Quattro giorni prima dello show (quasi riduttivo parlare di sfilata quando si tratta di Michele), Gucci aveva pubblicato un video promozionale della sua «Love Parade» introducendo i volti più rappresentativi della Maison. Una festa, con un Jared Leto scatenato, osservato dallo sguardo inquisitore di Lee Jung-jae (protagonista assoluto di Squid Game, vincitore ai SAG Awards proprio in un completo Gucci). I due artisti si sono poi trovati a Milano, in prima fila, tra specchi e luci colorate. Insieme a loro Rihanna - col pancione ben in vista - e un numero sempre più crescente di personaggi dello spettacolo.


Decine di volti conosciuti riflessi in centinaia di specchi in una prospettiva reale ma «soffocante». A descrivere questa dicotomia è Alessandro Michele, in una nota per la stampa. «Sono sempre stato refrattario al mito della visione esatta che finisce inevitabilmente con il congelare la potenza immaginifica del mondo. Per questo motivo ho voluto recuperare un’altra qualità dello specchio. Quella cioè di costruire aberrazioni, incanti fantasmi».

La collezione per il prossimo autunno-inverno - chiamata «Exquisite» dal gioco di società surrealista Cadavre Exquis- mira a svelare la “magia” dietro la creazione di un vestito, tra moltiplicazioni, sostituzioni, rovesciamenti, ingrandimenti, riduzioni, dilatazione e strozzature delle forme. «Il vestito è lo specchio magico per eccellenza capace di reincarnare la nostra presenza nel mondo» ha raccontato Michele. «L’abito ha infatti la capacitò di riflettere la nostra immagine in una dimensione espansa e trasfigurata, significa attraversare una soglia trasformata in cui noi diventiamo qualcos’altro».

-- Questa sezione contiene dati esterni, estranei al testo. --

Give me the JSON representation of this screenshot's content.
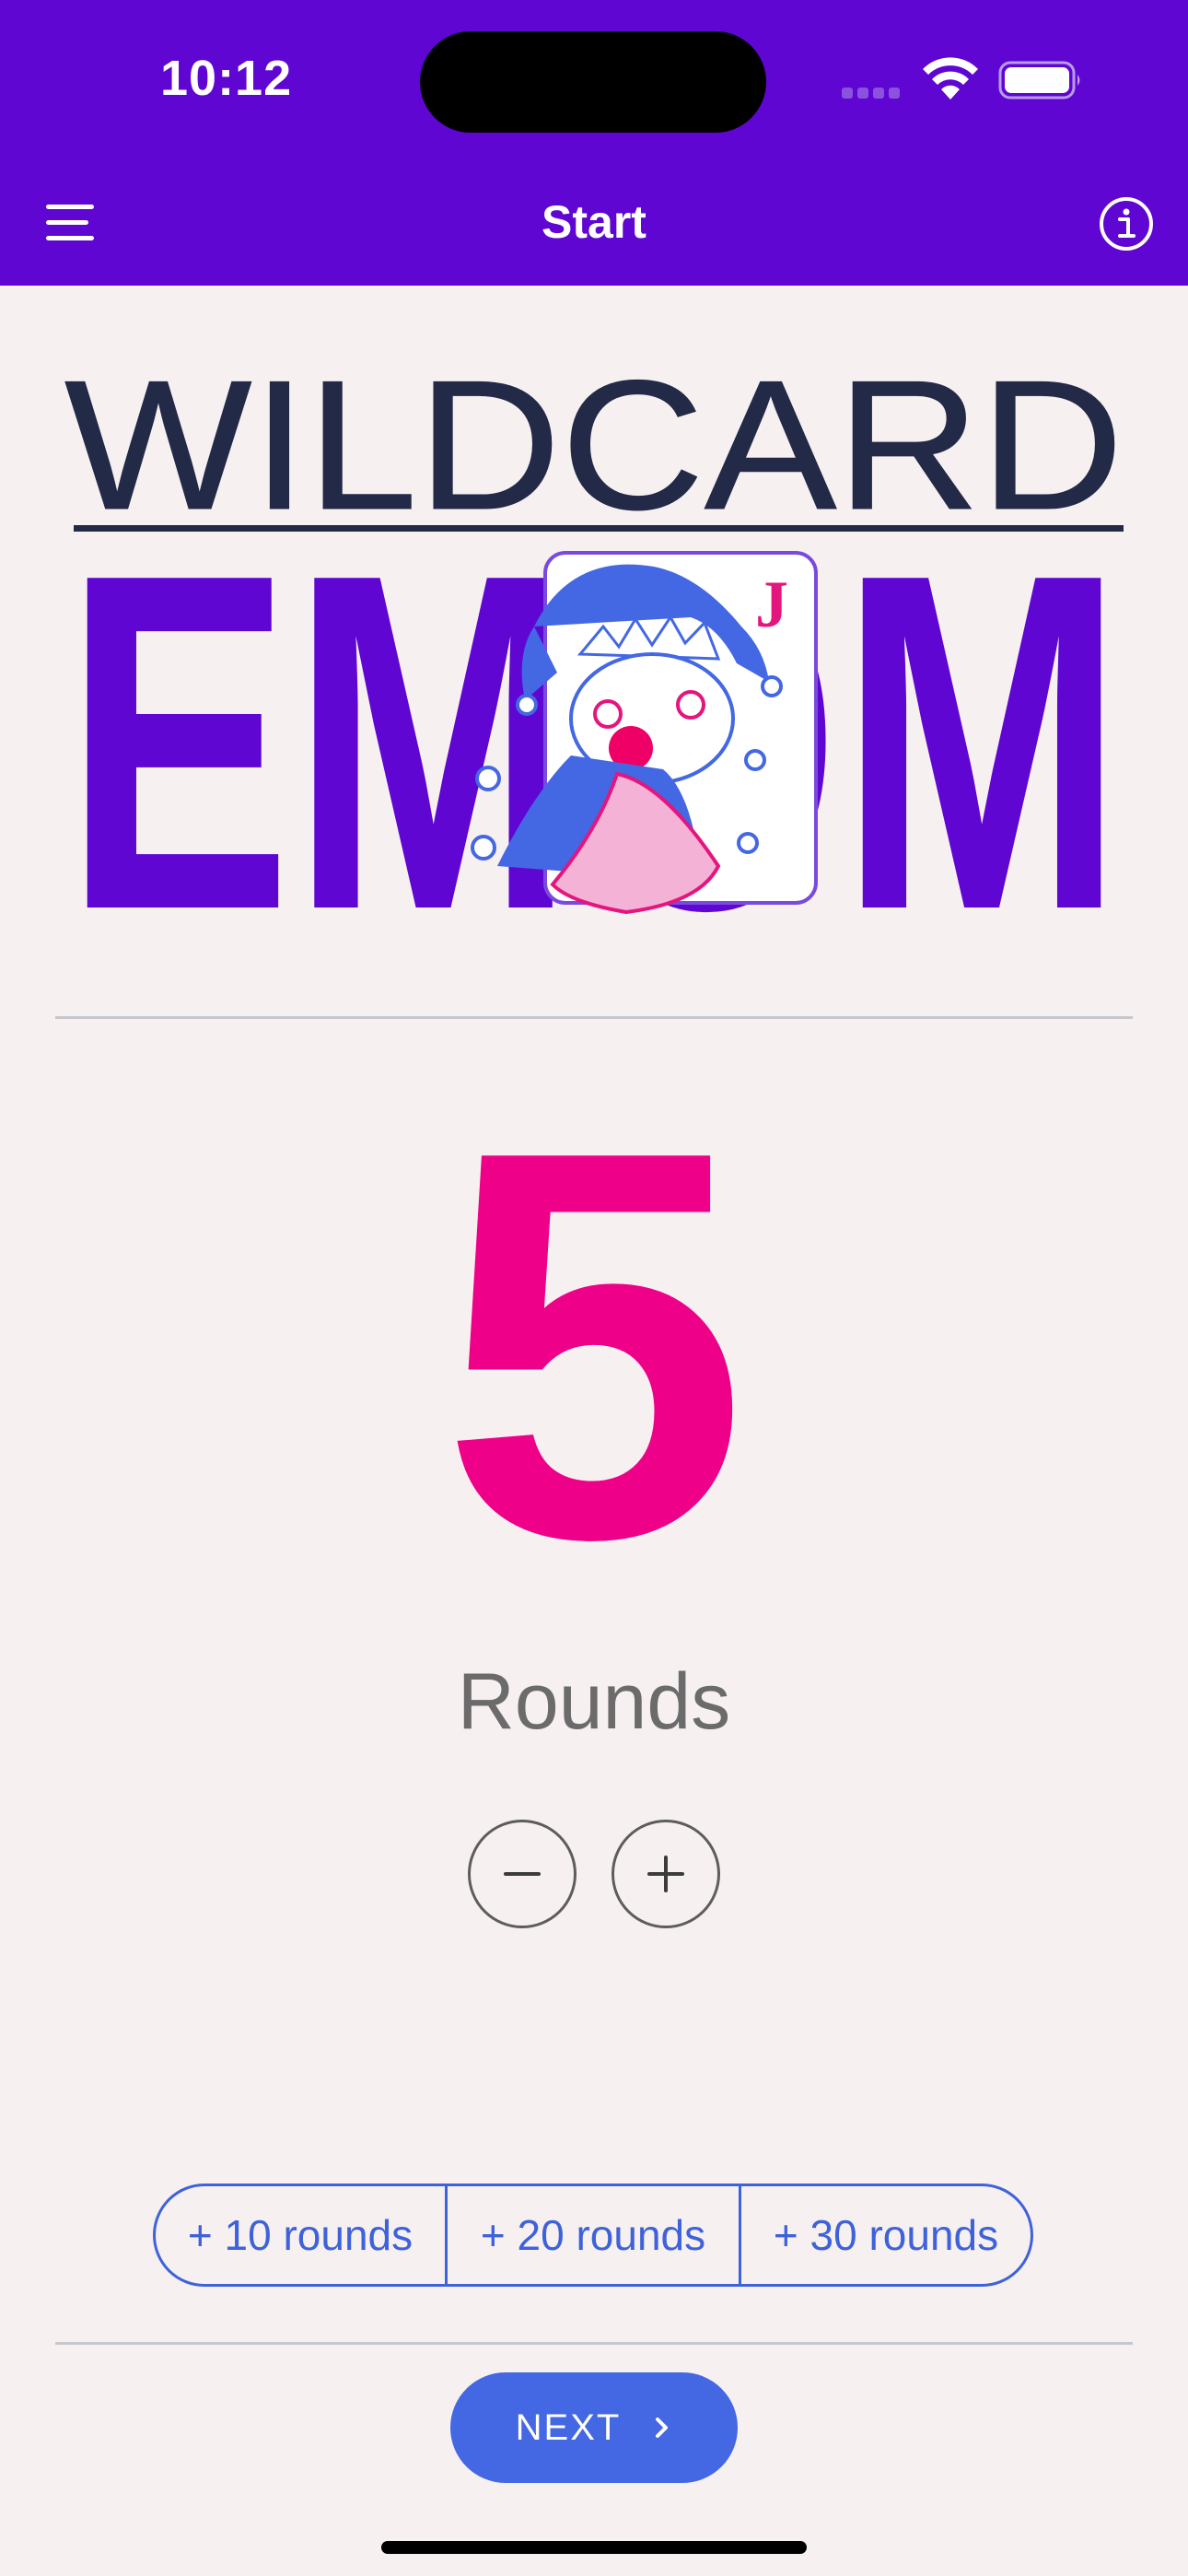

La fluidità di genere si trova al centro della conversazione con il doppiopetto blu scuro che apre la sfilata, ma anche gli smoking di velluto con dettagli di cristalli, plaid e paillettes. Ogni capo si fa portatore dell’eccellenza sartoriale del brand, capace di restare sempre attuale, come nella collaborazione con Adidas, annunciata proprio durante la sfilata.

L’estetica retrò-chic di Michele si sposa con il gigante dello sportswear in un vortice eclettico, capace di trasportarci in un nuovo mondo (il Metaverso, forse?) e metterci faccia a faccia con un’idea di libertà assoluta.

È interessante notare come due brand dalle storie così diverse come Gucci e Adidas posano apparire complementari. Basti guardare i loro loghi, entrambi fatti di strisce (Gucci ne ha due, rosse e verdi, mentre Adidas ne ha tre, bianche), ma anche il simbolo del trifoglio, a un occhio attento, appare simile all’iconica ape. Opposti ma complementari, uno il riflesso distorto dell’altro.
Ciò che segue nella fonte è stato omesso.